Palestine was divided into three parts. The 1949 armistice agreements gave Israel control over 78 percent of the territory of mandate Palestine. Jordan occupied and annexed East Jerusalem and the hill country of central Palestine, thereafter known as the "West Bank" of the Jordan River. Egypt took temporary control of the coastal plain around the city of Gaza, later referred to as the Gaza Strip. Both Jordan and Egypt held on to these respective territories until the 1967 war, during which Israel occupied the West Bank and Gaza. The Palestinian Arab state provided for in the United Nations partition plan was never established.
The current problems date back at least to there. The history of Israel does not have a good start and since it is so recent, it is hardly surprising that the dispossessed Palestinians still feel aggrieved especially as they have never been allowed the self determination that the Israelis so proudly defend for themselves.
Never mind that the Arab states controlled Gaza, East Jerusalem and the West Bank and never allowed the slightest bit of autonomy.
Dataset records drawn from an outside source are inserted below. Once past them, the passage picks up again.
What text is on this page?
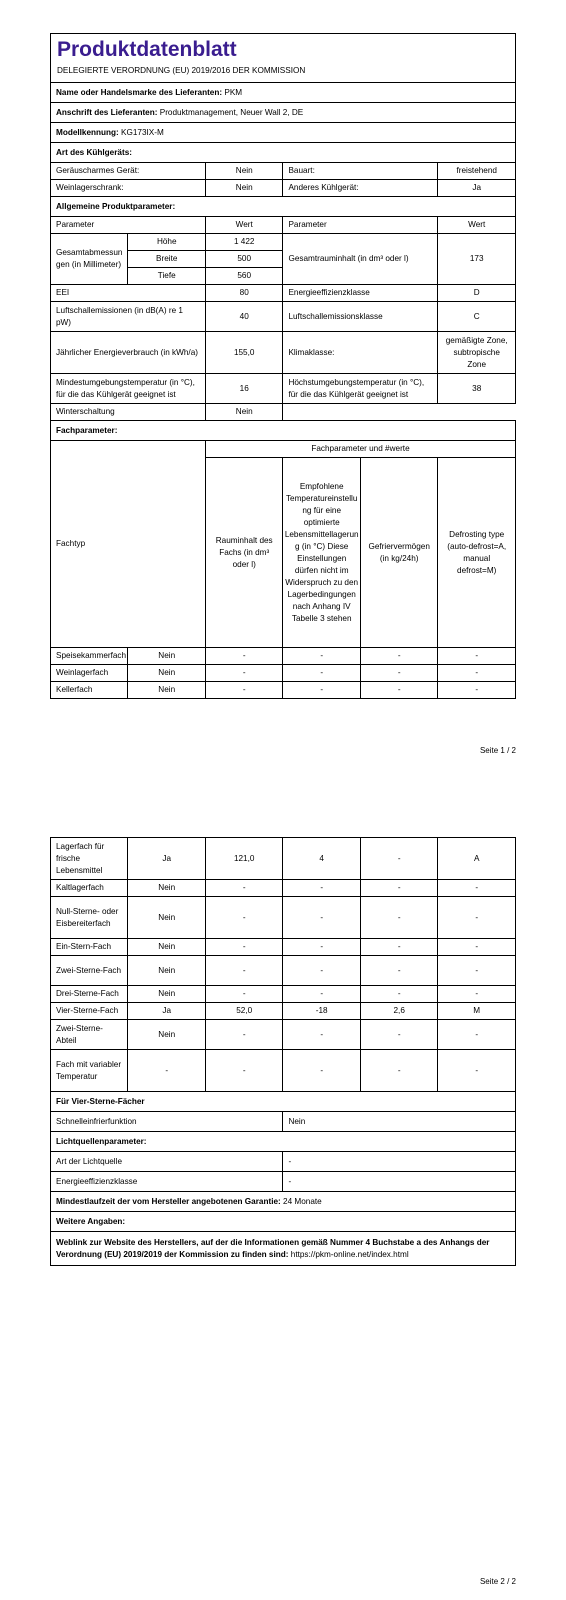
Produktdatenblatt					
DELEGIERTE VERORDNUNG (EU) 2019/2016 DER KOMMISSION					
Name oder Handelsmarke des Lieferanten: PKM					
Anschrift des Lieferanten: Produktmanagement, Neuer Wall 2, DE					
Modellkennung: KG173IX-M					
Art des Kühlgeräts:					
Geräuscharmes Gerät:		Nein	Bauart:		freistehend
Weinlagerschrank:		Nein	Anderes Kühlgerät:		Ja
Allgemeine Produktparameter:					
Parameter		Wert	Parameter		Wert
Gesamtabmessungen (in Millimeter)	Höhe	1 422	Gesamtrauminhalt (in dm³ oder l)		173
	Breite	500			
	Tiefe	560			
EEI		80	Energieeffizienzklasse		D
Luftschallemissionen (in dB(A) re 1 pW)		40	Luftschallemissionsklasse		C
Jährlicher Energieverbrauch (in kWh/a)		155,0	Klimaklasse:		gemäßigte Zone, subtropische Zone
Mindestumgebungstemperatur (in °C), für die das Kühlgerät geeignet ist		16	Höchstumgebungstemperatur (in °C), für die das Kühlgerät geeignet ist		38
Winterschaltung		Nein			
Fachparameter:					
Fachtyp		Fachparameter und #werte			
		Rauminhalt des Fachs (in dm³ oder l)	Empfohlene Temperatureinstellung für eine optimierte Lebensmittellagerung (in °C) Diese Einstellungen dürfen nicht im Widerspruch zu den Lagerbedingungen nach Anhang IV Tabelle 3 stehen	Gefriervermögen (in kg/24h)	Defrosting type (auto-defrost=A, manual defrost=M)
Speisekammerfach	Nein	-	-	-	-
Weinlagerfach	Nein	-	-	-	-
Kellerfach	Nein	-	-	-	-
Seite 1 / 2
Lagerfach für frische Lebensmittel	Ja	121,0	4	-	A
Kaltlagerfach	Nein	-	-	-	-
Null-Sterne- oder Eisbereiterfach	Nein	-	-	-	-
Ein-Stern-Fach	Nein	-	-	-	-
Zwei-Sterne-Fach	Nein	-	-	-	-
Drei-Sterne-Fach	Nein	-	-	-	-
Vier-Sterne-Fach	Ja	52,0	-18	2,6	M
Zwei-Sterne-Abteil	Nein	-	-	-	-
Fach mit variabler Temperatur	-	-	-	-	-
Für Vier-Sterne-Fächer					
Schnelleinfrierfunktion			Nein		
Lichtquellenparameter:					
Art der Lichtquelle			-		
Energieeffizienzklasse			-		
Mindestlaufzeit der vom Hersteller angebotenen Garantie: 24 Monate					
Weitere Angaben:					
Weblink zur Website des Herstellers, auf der die Informationen gemäß Nummer 4 Buchstabe a des Anhangs der Verordnung (EU) 2019/2019 der Kommission zu finden sind: https://pkm-online.net/index.html					
Seite 2 / 2
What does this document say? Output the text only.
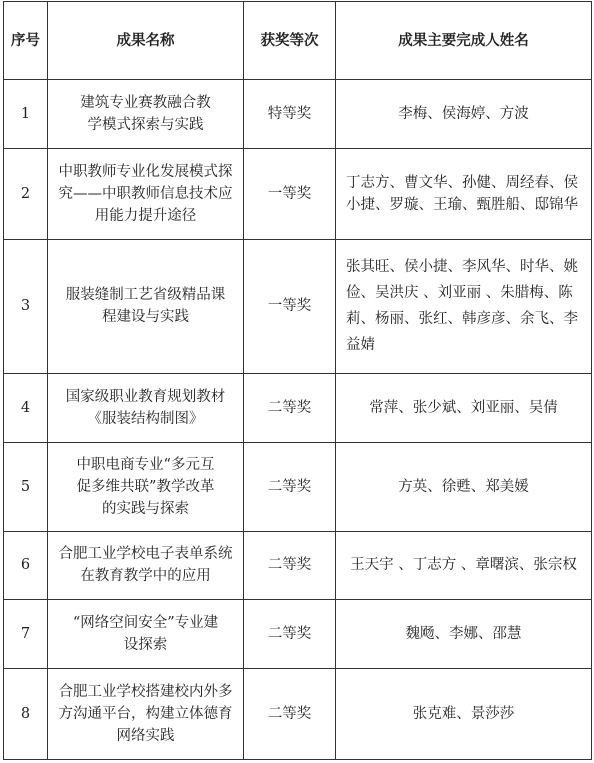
序号	成果名称	获奖等次	成果主要完成人姓名
1	建筑专业赛教融合教学模式探索与实践	特等奖	李梅、侯海婷、方波
2	中职教师专业化发展模式探究——中职教师信息技术应用能力提升途径	一等奖	丁志方、曹文华、孙健、周经春、侯小捷、罗璇、王瑜、甄胜船、邸锦华
3	服装缝制工艺省级精品课程建设与实践	一等奖	张其旺、侯小捷、李风华、时华、姚俭、吴洪庆 、刘亚丽 、朱腊梅、陈莉、杨丽、张红、韩彦彦、余飞、李益婧
4	国家级职业教育规划教材《服装结构制图》	二等奖	常萍、张少斌、刘亚丽、吴倩
5	中职电商专业“多元互促多维共联”教学改革的实践与探索	二等奖	方英、徐甦、郑美媛
6	合肥工业学校电子表单系统在教育教学中的应用	二等奖	王天宇 、丁志方 、章曙滨、张宗权
7	“网络空间安全”专业建设探索	二等奖	魏飏、李娜、邵慧
8	合肥工业学校搭建校内外多方沟通平台，构建立体德育网络实践	二等奖	张克难、景莎莎
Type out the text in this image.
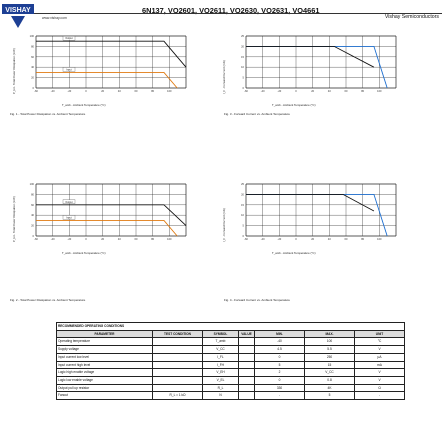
VISHAY	6N137, VO2601, VO2611, VO2630, VO2631, VO4661
www.vishay.com	Vishay Semiconductors
-60	-40	-20	0	20	40	60	80	100
100
80
60
40
20
0
Output
Input
P_tot - Total Power Dissipation (mW)
T_amb - Ambient Temperature (°C)
Fig. 1 - Total Power Dissipation vs. Ambient Temperature
-60	-40	-20	0	20	40	60	80	100
25
20
15
10
5
0
I_F - Forward Current (mA)
T_amb - Ambient Temperature (°C)
Fig. 3 - Forward Current vs. Ambient Temperature
-60	-40	-20	0	20	40	60	80	100
100
80
60
40
20
0
Output
Input
P_tot - Total Power Dissipation (mW)
T_amb - Ambient Temperature (°C)
Fig. 2 - Total Power Dissipation vs. Ambient Temperature
-60	-40	-20	0	20	40	60	80	100
25
20
15
10
5
0
I_F - Forward Current (mA)
T_amb - Ambient Temperature (°C)
Fig. 4 - Forward Current vs. Ambient Temperature
RECOMMENDED OPERATING CONDITIONS						
PARAMETER	TEST CONDITION	SYMBOL	VALUE	MIN.	MAX.	UNIT
Operating temperature		T_amb		-40	100	°C
Supply voltage		V_CC		4.5	5.5	V
Input current low level		I_FL		0	250	µA
Input current high level		I_FH		5	15	mA
Logic high enable voltage		V_EH		2	V_CC	V
Logic low enable voltage		V_EL		0	0.8	V
Output pull up resistor		R_L		330	4K	Ω
Fanout	R_L = 1 kΩ	N		-	5	-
In fact, residents were generally kept in refugee camps. And most Arab nations took in Palestinian refugees and also kept them in camps rather than allowing them even the freedom to settle. The refugees were constantly told that Israel would soon be reclaimed and the Jews driven into the sea. It should be no surprise now that so many Palestinians expect nothing less than the goal of Israel's outright destruction.